An untapped market is untapped potential, and the tech industry is beginning to take note.

SolarCity, however, just announced its own foray into this space, utilizing California’s Property Assessed Clean Energy (PACE) financing programs to attach a solar lease agreement to a building’s property, essentially negating the need for a risk-rating score. Unfortunately, this option is currently limited to California.

The greater solution lies in technology. If every facility and project could earn a consistent, transparent and highly automated score, then the entire U.S. market would open up.

My own firm utilizes a proprietary cloud-based platform to optimize savings and determine any given project’s bankability. By automating the process and creating a marketplace for hosts, installers and investors, we have successfully brought new capital into a once stagnant market.
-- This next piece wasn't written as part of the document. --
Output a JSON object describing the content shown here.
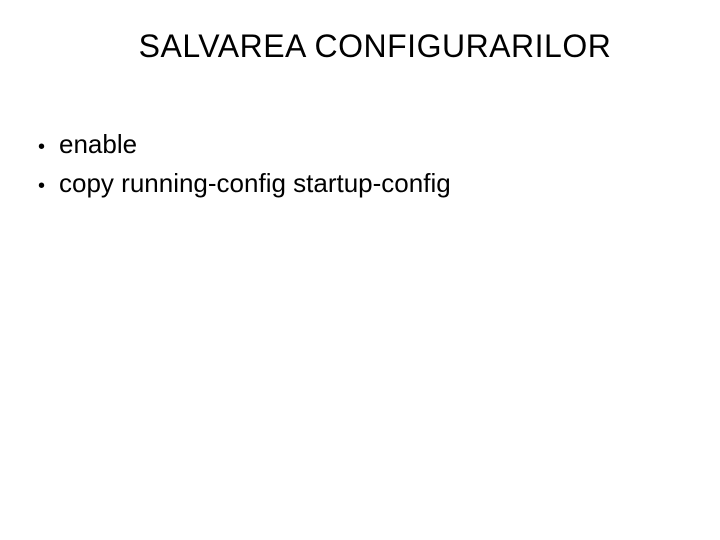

This underserved market is driving a new boom in solar. According to the 2015 Solar Investment Index, for example, a staggering 83 percent of investors will make an investment in solar a priority in the next five years, with one in five already having made commercial solar investment a priority in the same timeframe.

A Bright Future

It’s becoming increasingly clear that the new boom in solar lies in the innovation and disruptive nature of tech bringing down the cost of capital required to make more solar projects possible, as well as simplifying the entire design and sales cycle.

This is true of both markets. Homeowners have been able to reap the joys of lower electricity costs while ensuring a positive impact on the environment, and now the small and medium-sized business market is starting to enjoy similar benefits.

The future of solar has never looked brighter.